Science has now proven what many cleaning professionals have suspected for years: wiping surfaces such as desks with rags, sponges, and conventional cleaning cloths as well as mopping floors with string mops and buckets can spread as many contaminants as they remove. In fact, scientific studies have concluded that the last surface cleaned with a conventional cleaning cloth, which is usually a terry cloth towel, may have two to as much as eight times more soil on it than the first surface cleaned with the towel.
'Essentially what is happening is the towel then becomes the conduit, spreading disease and contamination,' says Matt Morrison, Communications Manager for Kaivac, Inc., developers of the No-Touch Cleaning' system.
Many facility managers are finding that a relatively simple way to reduce the spread of contaminants when cleaning is to use microfiber towels that are divided into labeled quadrants - 1 to 4 on one side and 5 to 8 on the other - and can be folded as needed by numbered quadrant.
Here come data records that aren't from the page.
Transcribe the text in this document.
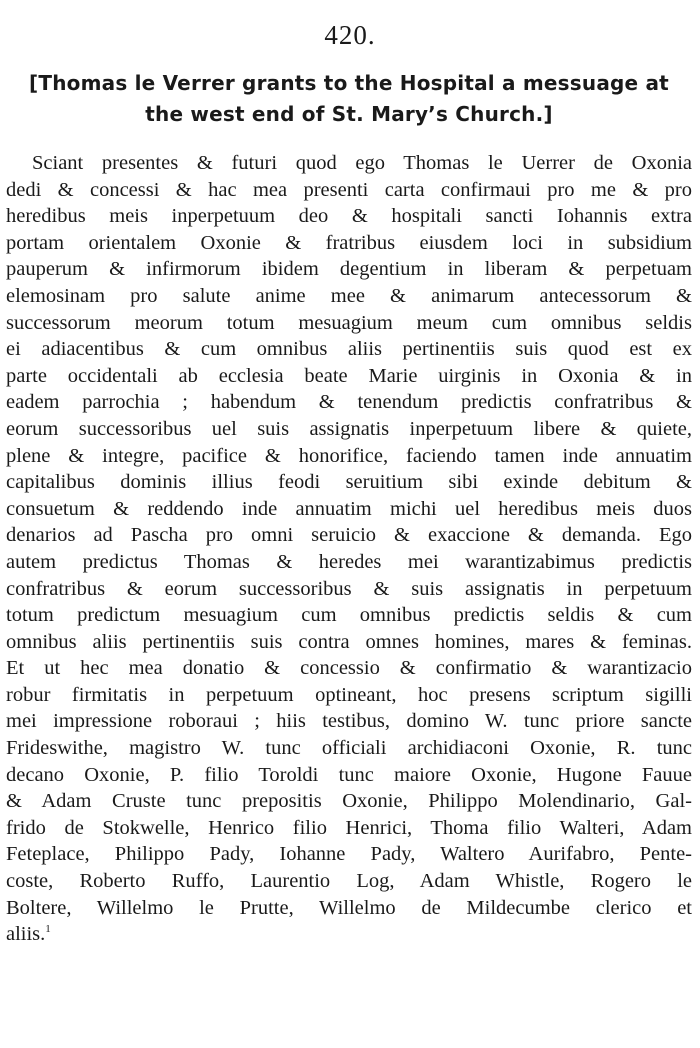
420.
[Thomas le Verrer grants to the Hospital a messuage at
the west end of St. Mary’s Church.]
Sciant presentes & futuri quod ego Thomas le Uerrer de Oxonia
dedi & concessi & hac mea presenti carta confirmaui pro me & pro
heredibus meis inperpetuum deo & hospitali sancti Iohannis extra
portam orientalem Oxonie & fratribus eiusdem loci in subsidium
pauperum & infirmorum ibidem degentium in liberam & perpetuam
elemosinam pro salute anime mee & animarum antecessorum &
successorum meorum totum mesuagium meum cum omnibus seldis
ei adiacentibus & cum omnibus aliis pertinentiis suis quod est ex
parte occidentali ab ecclesia beate Marie uirginis in Oxonia & in
eadem parrochia ; habendum & tenendum predictis confratribus &
eorum successoribus uel suis assignatis inperpetuum libere & quiete,
plene & integre, pacifice & honorifice, faciendo tamen inde annuatim
capitalibus dominis illius feodi seruitium sibi exinde debitum &
consuetum & reddendo inde annuatim michi uel heredibus meis duos
denarios ad Pascha pro omni seruicio & exaccione & demanda. Ego
autem predictus Thomas & heredes mei warantizabimus predictis
confratribus & eorum successoribus & suis assignatis in perpetuum
totum predictum mesuagium cum omnibus predictis seldis & cum
omnibus aliis pertinentiis suis contra omnes homines, mares & feminas.
Et ut hec mea donatio & concessio & confirmatio & warantizacio
robur firmitatis in perpetuum optineant, hoc presens scriptum sigilli
mei impressione roboraui ; hiis testibus, domino W. tunc priore sancte
Frideswithe, magistro W. tunc officiali archidiaconi Oxonie, R. tunc
decano Oxonie, P. filio Toroldi tunc maiore Oxonie, Hugone Fauue
& Adam Cruste tunc prepositis Oxonie, Philippo Molendinario, Gal-
frido de Stokwelle, Henrico filio Henrici, Thoma filio Walteri, Adam
Feteplace, Philippo Pady, Iohanne Pady, Waltero Aurifabro, Pente-
coste, Roberto Ruffo, Laurentio Log, Adam Whistle, Rogero le
Boltere, Willelmo le Prutte, Willelmo de Mildecumbe clerico et
aliis.$^1$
These are referred to as 'smart towels' and they are ideal when looking to lower cross contamination risks on desks. Microfiber is 99 percent more effective at soil and matter retention than conventional cleaning cloths, according to Morrison. He adds, 'If it can be folded into quadrants, as [one quadrant] becomes soiled, it can be folded so that a fresh quadrant is used. This helps prevent cross contamination especially on desk and floor surfaces.'
Taking this a step further, many facilities are now using color-coded smart towels. Color coding cleaning tools has long been standard procedure in hospitals around the world and now shows promise in settings where desk cleaning is prominent. It assures that a red towel, for instance, is always used to clean areas such as toilets and urinals, whereas a green towel is used in foodservice areas, and a yellow towel to clean office desktops.
'Not only is this the next step in helping to stop the spread of infection,' Morrison notes, 'but color coding is not language dependent. Once the cleaning worker knows which towel is to be used for what surface, the cleaning product is no longer the instrument spreading disease.'
Smart towels, along with no-touch cleaning technology, further ensure that surfaces, such as restroom and locker room fixtures, counters, and floors, are both visually and hygienically clean, according to Morrison. No-touch cleaning entails using specially designed equipment to apply chemicals on areas to be cleaned. The same areas are then rinsed, providing the necessary agitation component so vital to proper cleaning to loosen and remove soils and contaminants, which are then vacuumed using the machine\'s built-in wet/dry system.
No-touch cleaning systems are now used in many parts of a facility, especially in restrooms, foodservice areas, dining rooms, and locker room/gym areas. Along with more thorough, hygienic cleaning, a benefit facility managers appreciate is the fact that using this system tends to speed up the cleaning process so that areas are ready to be used quickly.